LO: What’s your sense of the aural life of this work? What role did sound or music play in the generative process, in revision?
CG: The aurality of the poems reveals itself to me in revision. For me, and I’m sure many poets, the soundplay happens unconsciously when I’m writing in negative capability mode (I hope!), and I often make those decisions according to pleasure. In “My Boyfriend, Keats,” I wanted both the rhythm and sounds to enact the flirtatious playfulness of the speaker’s bossy desire for the zombie Romantic poet—almost like a stand-up comedian. It’s not funny to explain jokes, especially poetic ones—or worse, puns—but the heart of that poem for me is Fanny’s bonnet and its rhyme with the Terracotta Bucket near which the speaker makes out with Keats.
I also made word choices that were more humorous than factual. When I read “Virgil, Hey,” people come up and tell me the hilarious and awful things their kids have done, and I am caught in the predicament of explaining that it’s not nonfiction. I was also listening to a lot of music that made me want the poems to sound like performances, too. So, speed was a concern. The lyric poem is such a kind instrument for the emotional to be in tension with the technical delights of constructing the poem.
LO: What kept you company during the writing of this work? Did any books, songs, art works, philosophical treatises, snacks, walks, or oddball devotions contribute to a book-specific creative realm?

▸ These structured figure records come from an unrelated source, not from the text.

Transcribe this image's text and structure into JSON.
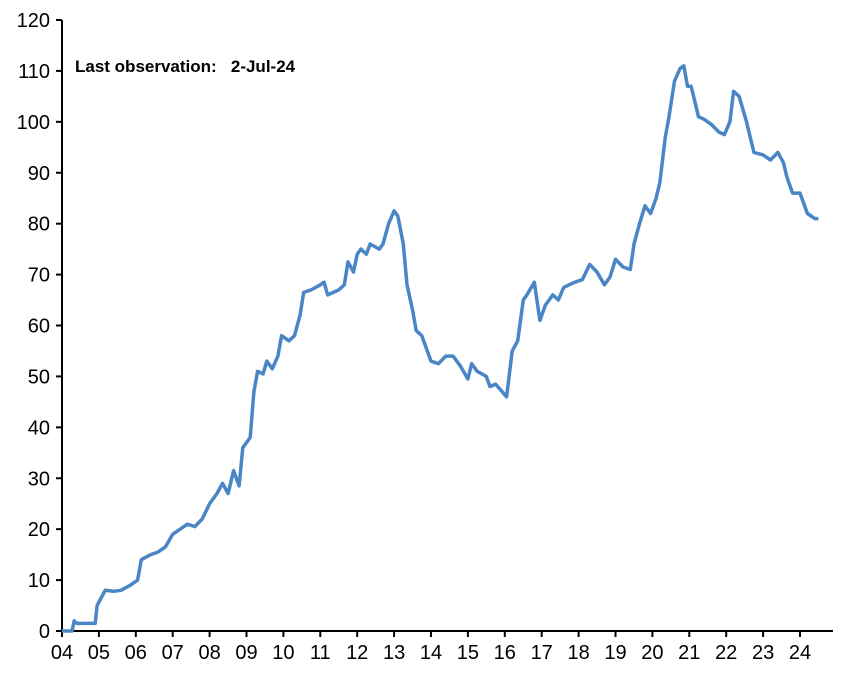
{
  "chart_data": {
    "type": "line",
    "title": "",
    "xlabel": "",
    "ylabel": "",
    "annotation": "Last observation:   2-Jul-24",
    "xlim": [
      2004,
      2024.5
    ],
    "ylim": [
      0,
      120
    ],
    "yticks": [
      0,
      10,
      20,
      30,
      40,
      50,
      60,
      70,
      80,
      90,
      100,
      110,
      120
    ],
    "xtick_labels": [
      "04",
      "05",
      "06",
      "07",
      "08",
      "09",
      "10",
      "11",
      "12",
      "13",
      "14",
      "15",
      "16",
      "17",
      "18",
      "19",
      "20",
      "21",
      "22",
      "23",
      "24"
    ],
    "grid": false,
    "line_color": "#4a86c5",
    "series": [
      {
        "x": [
          2004.0,
          2004.27,
          2004.33,
          2004.4,
          2004.9,
          2004.95,
          2005.17,
          2005.4,
          2005.6,
          2005.85,
          2006.05,
          2006.15,
          2006.4,
          2006.6,
          2006.8,
          2007.0,
          2007.2,
          2007.4,
          2007.6,
          2007.8,
          2008.0,
          2008.2,
          2008.35,
          2008.5,
          2008.65,
          2008.8,
          2008.9,
          2009.1,
          2009.2,
          2009.3,
          2009.45,
          2009.55,
          2009.7,
          2009.85,
          2009.95,
          2010.15,
          2010.3,
          2010.45,
          2010.55,
          2010.75,
          2011.0,
          2011.1,
          2011.2,
          2011.5,
          2011.65,
          2011.75,
          2011.9,
          2012.0,
          2012.1,
          2012.25,
          2012.35,
          2012.6,
          2012.7,
          2012.85,
          2013.0,
          2013.1,
          2013.25,
          2013.35,
          2013.5,
          2013.6,
          2013.75,
          2013.9,
          2014.0,
          2014.2,
          2014.4,
          2014.6,
          2014.8,
          2015.0,
          2015.1,
          2015.25,
          2015.5,
          2015.6,
          2015.75,
          2016.05,
          2016.2,
          2016.35,
          2016.5,
          2016.6,
          2016.8,
          2016.95,
          2017.1,
          2017.3,
          2017.45,
          2017.6,
          2017.9,
          2018.1,
          2018.3,
          2018.5,
          2018.7,
          2018.85,
          2019.0,
          2019.2,
          2019.4,
          2019.5,
          2019.65,
          2019.8,
          2019.95,
          2020.1,
          2020.2,
          2020.35,
          2020.45,
          2020.6,
          2020.75,
          2020.85,
          2020.95,
          2021.05,
          2021.25,
          2021.4,
          2021.6,
          2021.8,
          2021.95,
          2022.1,
          2022.2,
          2022.35,
          2022.55,
          2022.75,
          2023.0,
          2023.2,
          2023.4,
          2023.55,
          2023.65,
          2023.8,
          2024.0,
          2024.2,
          2024.4,
          2024.5
        ],
        "values": [
          0,
          0,
          2,
          1.5,
          1.5,
          5,
          8,
          7.8,
          8,
          9,
          10,
          14,
          15,
          15.5,
          16.5,
          19,
          20,
          21,
          20.5,
          22,
          25,
          27,
          29,
          27,
          31.5,
          28.5,
          36,
          38,
          47,
          51,
          50.5,
          53,
          51.5,
          54,
          58,
          57,
          58,
          62,
          66.5,
          67,
          68,
          68.5,
          66,
          67,
          68,
          72.5,
          70.5,
          74,
          75,
          74,
          76,
          75,
          76,
          80,
          82.5,
          81.5,
          76,
          68,
          63,
          59,
          58,
          55,
          53,
          52.5,
          54,
          54,
          52,
          49.5,
          52.5,
          51,
          50,
          48,
          48.5,
          46,
          55,
          57,
          65,
          66,
          68.5,
          61,
          64,
          66,
          65,
          67.5,
          68.5,
          69,
          72,
          70.5,
          68,
          69.5,
          73,
          71.5,
          71,
          76,
          80,
          83.5,
          82,
          85,
          88,
          97,
          101,
          108,
          110.5,
          111,
          107,
          107,
          101,
          100.5,
          99.5,
          98,
          97.5,
          100,
          106,
          105,
          100,
          94,
          93.5,
          92.5,
          94,
          92,
          89,
          86,
          86,
          82,
          81,
          81
        ]
      }
    ]
  }
}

CG: Oh yes! I wrote the book listening to Kate Bush, Mary J. Blige, and softrock from the seventies. One poem is called “Be More like Björk,” which I wrote inspired by the video for “Black Lake,” in which she sings on her knees in a volcanic cave. That is what it feels like to go through a midlife crisis! There are writers, artists, and characters who stay in our minds, like friends and mentors, and Björk is certainly one for me. I saw that and realized: oh, okay, I need to make something out of these feelings.
I like to approach the anxiety of influence as a pleasure, a conversation with the books and art I love, a serious engagement or a casual flirtation. And, the act of reading comes up a lot in the poems. There are poems apostrophizing Foucault, Judith Butler, H.D. Poems about reading Milton, the Romantics, Mina Loy. Poems about Rembrandt and Bosch. A poem about identifying with Queen Gertrude in Hamlet. This book was written on too much coffee and salted dark chocolate.
LO: How has it been to shift out of the creative space of this book? What are you working on now?
CG: It’s a bit like looking at an old photograph of myself. Everything has changed. I wrote the poems before the He-Who-Shall-Not-Be-Named administration, before I was officially divorced, before the pandemic. Biden and Harris are in the White House; I have a wonderful partner; we are vaccinated. Much damage has been done, and there’s much to be grateful for. I decided to keep the book as it is—rather internal—and keep newer work for another book.
I’ve been working on a long prose project and some collaborations with friends—and a few poems: about a giant sloth, Hilma af Klint, Caravaggio, the myth of Danaë, and the movie Roadhouse.